A United Nations advocate for landlocked developing countries told a conference today that the lack of efficient transport systems in many of these nations, especially in Africa, is draining their earnings and retarding their development.
The UN High Representative for the Least Developed Countries, Landlocked Developing Countries and Small Island Developing States, Anwarul K. Chowdhury, told a gathering of African ministers of transport and infrastructure in Addis Ababa, Ethiopia, that improving transport services must be a priority for the continent's poorer States.
Mr. Chowdhury said 10 of Africa's 15 landlocked countries – Burkina Faso, Burundi, the Central African Republic, Chad, Ethiopia, Malawi, Mali, Niger, Rwanda and Uganda – spend as much as 40 per cent of their annual export earnings on transport and insurance services as they try to overcome their lack of direct access to the sea.

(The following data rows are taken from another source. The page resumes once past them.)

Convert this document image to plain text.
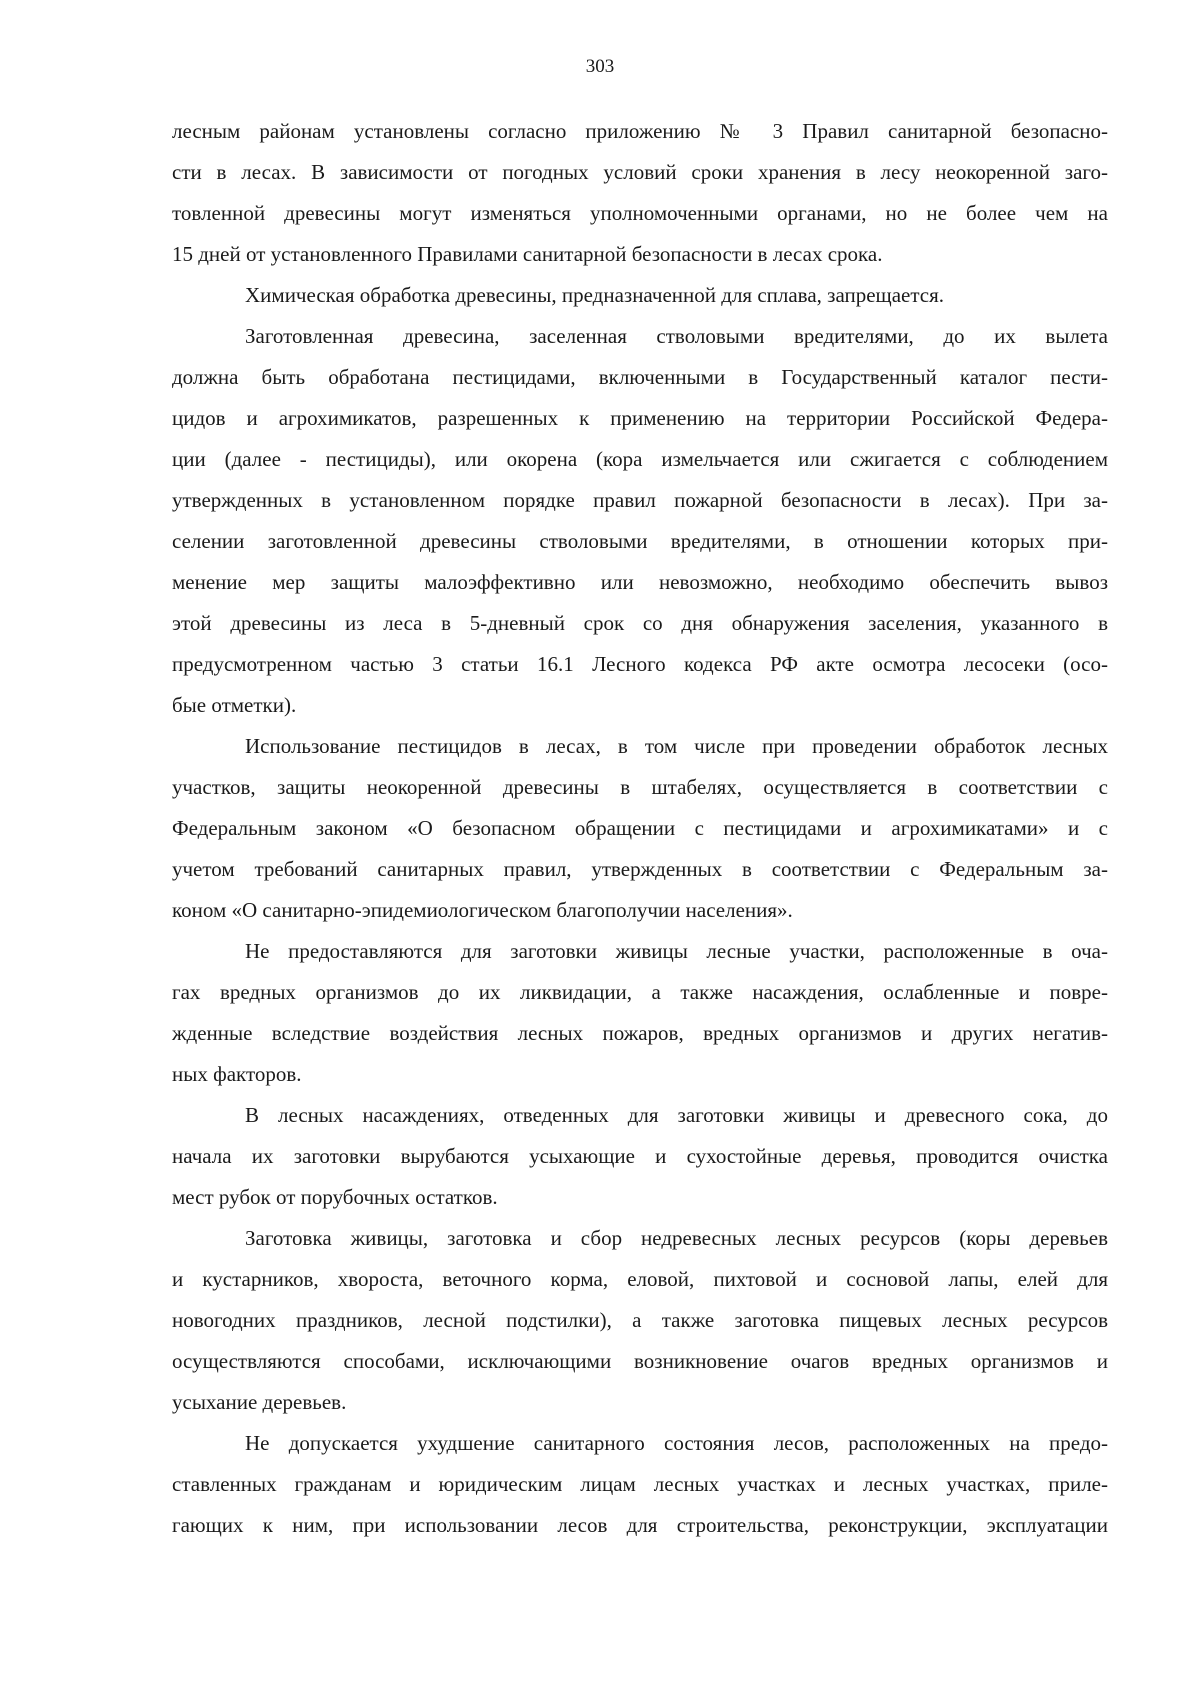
303
лесным районам установлены согласно приложению № 3 Правил санитарной безопасно-
сти в лесах. В зависимости от погодных условий сроки хранения в лесу неокоренной заго-
товленной древесины могут изменяться уполномоченными органами, но не более чем на
15 дней от установленного Правилами санитарной безопасности в лесах срока.
Химическая обработка древесины, предназначенной для сплава, запрещается.
Заготовленная древесина, заселенная стволовыми вредителями, до их вылета
должна быть обработана пестицидами, включенными в Государственный каталог пести-
цидов и агрохимикатов, разрешенных к применению на территории Российской Федера-
ции (далее - пестициды), или окорена (кора измельчается или сжигается с соблюдением
утвержденных в установленном порядке правил пожарной безопасности в лесах). При за-
селении заготовленной древесины стволовыми вредителями, в отношении которых при-
менение мер защиты малоэффективно или невозможно, необходимо обеспечить вывоз
этой древесины из леса в 5-дневный срок со дня обнаружения заселения, указанного в
предусмотренном частью 3 статьи 16.1 Лесного кодекса РФ акте осмотра лесосеки (осо-
бые отметки).
Использование пестицидов в лесах, в том числе при проведении обработок лесных
участков, защиты неокоренной древесины в штабелях, осуществляется в соответствии с
Федеральным законом «О безопасном обращении с пестицидами и агрохимикатами» и с
учетом требований санитарных правил, утвержденных в соответствии с Федеральным за-
коном «О санитарно-эпидемиологическом благополучии населения».
Не предоставляются для заготовки живицы лесные участки, расположенные в оча-
гах вредных организмов до их ликвидации, а также насаждения, ослабленные и повре-
жденные вследствие воздействия лесных пожаров, вредных организмов и других негатив-
ных факторов.
В лесных насаждениях, отведенных для заготовки живицы и древесного сока, до
начала их заготовки вырубаются усыхающие и сухостойные деревья, проводится очистка
мест рубок от порубочных остатков.
Заготовка живицы, заготовка и сбор недревесных лесных ресурсов (коры деревьев
и кустарников, хвороста, веточного корма, еловой, пихтовой и сосновой лапы, елей для
новогодних праздников, лесной подстилки), а также заготовка пищевых лесных ресурсов
осуществляются способами, исключающими возникновение очагов вредных организмов и
усыхание деревьев.
Не допускается ухудшение санитарного состояния лесов, расположенных на предо-
ставленных гражданам и юридическим лицам лесных участках и лесных участках, приле-
гающих к ним, при использовании лесов для строительства, реконструкции, эксплуатации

"This is a huge burden and priority should be given to easing this burden," he said, noting that Africa has almost half of the world's 31 States classed as Landlocked Developing Countries.
Mr. Chowdhury urged African countries to make use of the technical cooperation offered by the World Trade Organization (WTO) to help them drive down the cost of transporting freight.
Last week the Under-Secretary-General told the High-Level Meeting in Kazakhstan on the role of multilateral organizations in implementing the Almaty Programme of Action (APoA), which seeks to help landlocked nations, that there should be broad international agreement on what are acceptable indicators to measure progress in improving transport services.